Popolo di migratori che si inurbarono, creando ducati indipendenti l’uno dall’altro e fondendosi con gli italiani dell’epoca, fino a quando nel secolo IX i Franchi di Carlo Magno li sconfissero e deposero il re Desiderio. Chi ha letto la tragedia Adelchi di Manzoni, con lo stupendo delirio della povera Ermengarda abbandonata da Carlo, ne ha potuto gustare la trasfigurazione poetica.

Altro che barbari! La rassegna, meravigliosa, nel Castello Visconteo di Pavia, con oltre 300 opere esposte, lo dimostra. Capolavori di oreficeria decorati con stilemi astratti, corredi funerari, armi, utensili, stoffe, codici come l’Editto di Rotari, dicono un mondo variegato e aperto che si interscambiava con Romani Goti Bizantini, divenendo un ponte, a Benevento tra Italia e Mediterraneo, a Pavia fra Italia e Nord Europa.

Un’arte che puntava all’astrazione geometrica, quasi una ipersublimazione dell’eredità bizantina con toni germanici, creando opere come il Tempietto Longobardo a Cividale, di una immobilità iconica straordinaria, chiese, conventi come il monastero di San Salvatore a Brescia, decorazioni stupende come quelle sulla facciata di San Michele a Pavia e gli innumerevoli plutei sparsi anche nelle basiliche romane.
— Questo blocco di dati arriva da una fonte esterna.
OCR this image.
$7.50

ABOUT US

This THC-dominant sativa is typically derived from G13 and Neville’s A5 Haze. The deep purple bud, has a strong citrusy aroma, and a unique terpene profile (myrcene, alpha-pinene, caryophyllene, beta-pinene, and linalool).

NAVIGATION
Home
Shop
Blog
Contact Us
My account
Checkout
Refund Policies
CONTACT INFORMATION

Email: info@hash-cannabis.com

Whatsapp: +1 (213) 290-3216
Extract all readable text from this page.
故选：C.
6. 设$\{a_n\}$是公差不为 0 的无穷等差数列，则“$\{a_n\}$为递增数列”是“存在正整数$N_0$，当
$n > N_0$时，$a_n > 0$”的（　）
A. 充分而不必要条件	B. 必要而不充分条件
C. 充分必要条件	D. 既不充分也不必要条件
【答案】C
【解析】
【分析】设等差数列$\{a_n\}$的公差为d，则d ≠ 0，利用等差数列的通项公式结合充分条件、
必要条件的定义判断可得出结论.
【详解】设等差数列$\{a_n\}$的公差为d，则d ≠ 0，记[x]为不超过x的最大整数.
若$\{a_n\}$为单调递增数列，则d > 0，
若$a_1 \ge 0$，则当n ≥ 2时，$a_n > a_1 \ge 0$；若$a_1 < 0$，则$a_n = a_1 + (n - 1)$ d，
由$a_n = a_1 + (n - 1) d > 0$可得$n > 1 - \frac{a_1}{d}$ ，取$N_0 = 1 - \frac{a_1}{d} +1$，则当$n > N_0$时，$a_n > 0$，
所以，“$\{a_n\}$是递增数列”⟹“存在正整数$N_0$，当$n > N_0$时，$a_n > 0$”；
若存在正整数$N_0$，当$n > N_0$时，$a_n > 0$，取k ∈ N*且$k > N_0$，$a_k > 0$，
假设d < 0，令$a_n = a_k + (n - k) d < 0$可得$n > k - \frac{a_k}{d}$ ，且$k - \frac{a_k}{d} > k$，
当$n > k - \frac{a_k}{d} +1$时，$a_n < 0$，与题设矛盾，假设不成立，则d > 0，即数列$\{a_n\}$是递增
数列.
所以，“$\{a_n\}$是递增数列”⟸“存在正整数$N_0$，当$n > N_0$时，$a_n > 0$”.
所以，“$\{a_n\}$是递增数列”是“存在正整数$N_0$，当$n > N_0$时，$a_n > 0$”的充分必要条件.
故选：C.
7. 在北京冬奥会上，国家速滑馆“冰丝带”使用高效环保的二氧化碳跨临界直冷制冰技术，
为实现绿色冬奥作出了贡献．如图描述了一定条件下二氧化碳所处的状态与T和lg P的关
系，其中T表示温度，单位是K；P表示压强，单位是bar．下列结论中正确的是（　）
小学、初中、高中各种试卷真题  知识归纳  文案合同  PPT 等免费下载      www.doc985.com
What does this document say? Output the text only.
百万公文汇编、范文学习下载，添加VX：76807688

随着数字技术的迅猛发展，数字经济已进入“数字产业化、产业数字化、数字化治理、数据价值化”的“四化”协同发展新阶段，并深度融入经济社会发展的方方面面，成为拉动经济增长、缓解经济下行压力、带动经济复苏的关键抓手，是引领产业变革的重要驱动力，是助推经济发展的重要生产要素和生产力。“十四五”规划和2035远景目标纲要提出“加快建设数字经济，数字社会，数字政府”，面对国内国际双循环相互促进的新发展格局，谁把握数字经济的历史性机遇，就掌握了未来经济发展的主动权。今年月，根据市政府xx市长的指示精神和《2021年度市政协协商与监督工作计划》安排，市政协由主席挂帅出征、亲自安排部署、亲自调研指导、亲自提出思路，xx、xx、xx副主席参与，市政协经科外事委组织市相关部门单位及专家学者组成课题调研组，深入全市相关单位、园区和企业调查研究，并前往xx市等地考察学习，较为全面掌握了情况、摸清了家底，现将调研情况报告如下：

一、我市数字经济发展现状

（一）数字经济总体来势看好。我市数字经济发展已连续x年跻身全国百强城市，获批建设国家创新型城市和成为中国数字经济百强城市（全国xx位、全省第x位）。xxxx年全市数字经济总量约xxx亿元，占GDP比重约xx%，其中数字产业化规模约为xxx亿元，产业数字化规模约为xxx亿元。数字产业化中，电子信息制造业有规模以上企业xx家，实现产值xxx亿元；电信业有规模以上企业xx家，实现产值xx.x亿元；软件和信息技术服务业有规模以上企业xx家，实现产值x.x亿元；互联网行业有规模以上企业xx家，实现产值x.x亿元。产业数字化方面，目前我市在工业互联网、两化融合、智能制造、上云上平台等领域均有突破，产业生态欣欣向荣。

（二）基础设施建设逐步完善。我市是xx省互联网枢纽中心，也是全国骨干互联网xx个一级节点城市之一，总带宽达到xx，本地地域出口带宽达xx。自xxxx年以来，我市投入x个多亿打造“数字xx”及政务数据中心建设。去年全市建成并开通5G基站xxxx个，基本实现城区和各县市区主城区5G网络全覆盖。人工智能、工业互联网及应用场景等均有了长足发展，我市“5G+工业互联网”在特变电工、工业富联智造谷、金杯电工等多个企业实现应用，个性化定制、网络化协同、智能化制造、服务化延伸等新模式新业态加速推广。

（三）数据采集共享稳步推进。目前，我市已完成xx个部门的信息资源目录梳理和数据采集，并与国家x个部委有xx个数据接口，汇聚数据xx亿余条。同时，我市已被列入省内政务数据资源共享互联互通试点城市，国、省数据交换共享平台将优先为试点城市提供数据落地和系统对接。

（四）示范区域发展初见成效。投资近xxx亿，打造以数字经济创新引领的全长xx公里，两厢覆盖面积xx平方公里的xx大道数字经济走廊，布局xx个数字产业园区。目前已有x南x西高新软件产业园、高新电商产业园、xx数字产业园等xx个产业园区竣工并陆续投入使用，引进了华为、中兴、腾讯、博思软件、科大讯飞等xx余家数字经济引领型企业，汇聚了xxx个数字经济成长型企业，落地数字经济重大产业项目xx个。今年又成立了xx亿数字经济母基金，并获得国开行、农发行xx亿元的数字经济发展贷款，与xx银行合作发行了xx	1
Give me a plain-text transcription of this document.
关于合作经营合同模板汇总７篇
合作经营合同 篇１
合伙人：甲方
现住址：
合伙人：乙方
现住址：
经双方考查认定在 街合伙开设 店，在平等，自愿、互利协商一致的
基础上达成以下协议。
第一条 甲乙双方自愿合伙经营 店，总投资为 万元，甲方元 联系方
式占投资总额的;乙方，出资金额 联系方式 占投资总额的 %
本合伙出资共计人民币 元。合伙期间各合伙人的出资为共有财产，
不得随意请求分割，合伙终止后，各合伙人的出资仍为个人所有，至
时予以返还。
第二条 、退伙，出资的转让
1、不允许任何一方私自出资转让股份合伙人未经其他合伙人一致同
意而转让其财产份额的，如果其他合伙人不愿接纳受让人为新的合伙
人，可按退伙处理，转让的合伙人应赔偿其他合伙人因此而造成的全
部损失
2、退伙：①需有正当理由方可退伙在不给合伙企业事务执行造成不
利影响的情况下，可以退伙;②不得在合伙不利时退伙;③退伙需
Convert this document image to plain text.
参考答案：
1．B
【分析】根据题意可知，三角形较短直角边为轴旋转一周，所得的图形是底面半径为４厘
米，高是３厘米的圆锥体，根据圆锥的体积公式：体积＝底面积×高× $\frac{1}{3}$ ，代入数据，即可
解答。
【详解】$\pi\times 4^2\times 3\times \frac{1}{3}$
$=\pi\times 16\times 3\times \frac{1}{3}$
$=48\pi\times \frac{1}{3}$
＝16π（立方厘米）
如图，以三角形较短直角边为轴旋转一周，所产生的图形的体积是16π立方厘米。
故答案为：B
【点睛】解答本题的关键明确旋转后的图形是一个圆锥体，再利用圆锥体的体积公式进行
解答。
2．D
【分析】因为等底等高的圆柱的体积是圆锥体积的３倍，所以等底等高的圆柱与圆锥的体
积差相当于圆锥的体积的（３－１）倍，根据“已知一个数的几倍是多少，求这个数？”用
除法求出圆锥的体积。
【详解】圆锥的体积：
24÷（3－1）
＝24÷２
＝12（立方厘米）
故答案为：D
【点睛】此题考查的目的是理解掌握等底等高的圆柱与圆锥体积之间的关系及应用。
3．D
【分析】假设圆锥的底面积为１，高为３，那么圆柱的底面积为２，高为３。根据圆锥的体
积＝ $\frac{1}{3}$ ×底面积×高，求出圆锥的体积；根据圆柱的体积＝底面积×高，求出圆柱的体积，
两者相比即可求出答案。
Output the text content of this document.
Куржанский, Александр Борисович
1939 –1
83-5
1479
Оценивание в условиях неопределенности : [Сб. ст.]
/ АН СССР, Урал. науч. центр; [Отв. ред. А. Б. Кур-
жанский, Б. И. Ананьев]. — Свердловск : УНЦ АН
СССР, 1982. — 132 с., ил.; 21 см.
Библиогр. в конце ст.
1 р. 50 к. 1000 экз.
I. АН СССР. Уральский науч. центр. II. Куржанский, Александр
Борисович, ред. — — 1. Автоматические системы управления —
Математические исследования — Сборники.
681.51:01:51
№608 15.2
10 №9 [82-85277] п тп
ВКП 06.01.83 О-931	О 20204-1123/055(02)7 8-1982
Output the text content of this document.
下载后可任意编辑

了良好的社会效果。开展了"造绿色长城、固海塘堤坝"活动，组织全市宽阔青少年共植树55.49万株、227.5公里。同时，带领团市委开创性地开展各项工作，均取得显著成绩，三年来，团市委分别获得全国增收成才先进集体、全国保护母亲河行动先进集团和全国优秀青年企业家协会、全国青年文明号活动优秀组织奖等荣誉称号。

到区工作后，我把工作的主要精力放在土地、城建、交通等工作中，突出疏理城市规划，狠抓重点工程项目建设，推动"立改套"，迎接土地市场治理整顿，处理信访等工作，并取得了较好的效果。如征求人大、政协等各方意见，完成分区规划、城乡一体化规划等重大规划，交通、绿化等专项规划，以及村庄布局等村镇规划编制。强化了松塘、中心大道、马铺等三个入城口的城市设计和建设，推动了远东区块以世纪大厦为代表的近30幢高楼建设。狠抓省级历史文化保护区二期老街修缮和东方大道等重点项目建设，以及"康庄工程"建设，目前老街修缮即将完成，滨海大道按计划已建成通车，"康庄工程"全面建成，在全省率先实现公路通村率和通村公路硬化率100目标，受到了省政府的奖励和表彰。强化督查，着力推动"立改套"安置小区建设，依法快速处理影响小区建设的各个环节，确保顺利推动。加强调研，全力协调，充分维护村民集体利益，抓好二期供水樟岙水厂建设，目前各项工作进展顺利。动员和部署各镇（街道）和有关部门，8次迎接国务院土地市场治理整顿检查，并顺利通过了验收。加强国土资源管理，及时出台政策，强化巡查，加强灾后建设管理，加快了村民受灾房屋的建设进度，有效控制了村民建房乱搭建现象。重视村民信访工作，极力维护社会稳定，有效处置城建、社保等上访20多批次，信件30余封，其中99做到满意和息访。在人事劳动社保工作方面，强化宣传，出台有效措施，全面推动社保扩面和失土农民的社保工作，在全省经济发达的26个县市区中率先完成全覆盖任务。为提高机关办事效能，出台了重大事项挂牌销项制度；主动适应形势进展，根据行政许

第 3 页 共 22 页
Un popolo la cui vicenda è quanto mai attuale in epoca di migrazioni e che ci fa comprendere come gli italiani di adesso siano il frutto di queste ricorrenti ondate migratorie da secoli, altro che la purezza della razza italiana! Fa un gran bene questa mostra, sfata pregiudizi, fa vedere una civiltà di cui anche noi siamo il frutto.

La mostra, ovviamente, girerà: ora a Pavia, dal 15 dicembre al Mann di Napoli e ad aprile 2018 all’Ermitage di San Pietroburgo.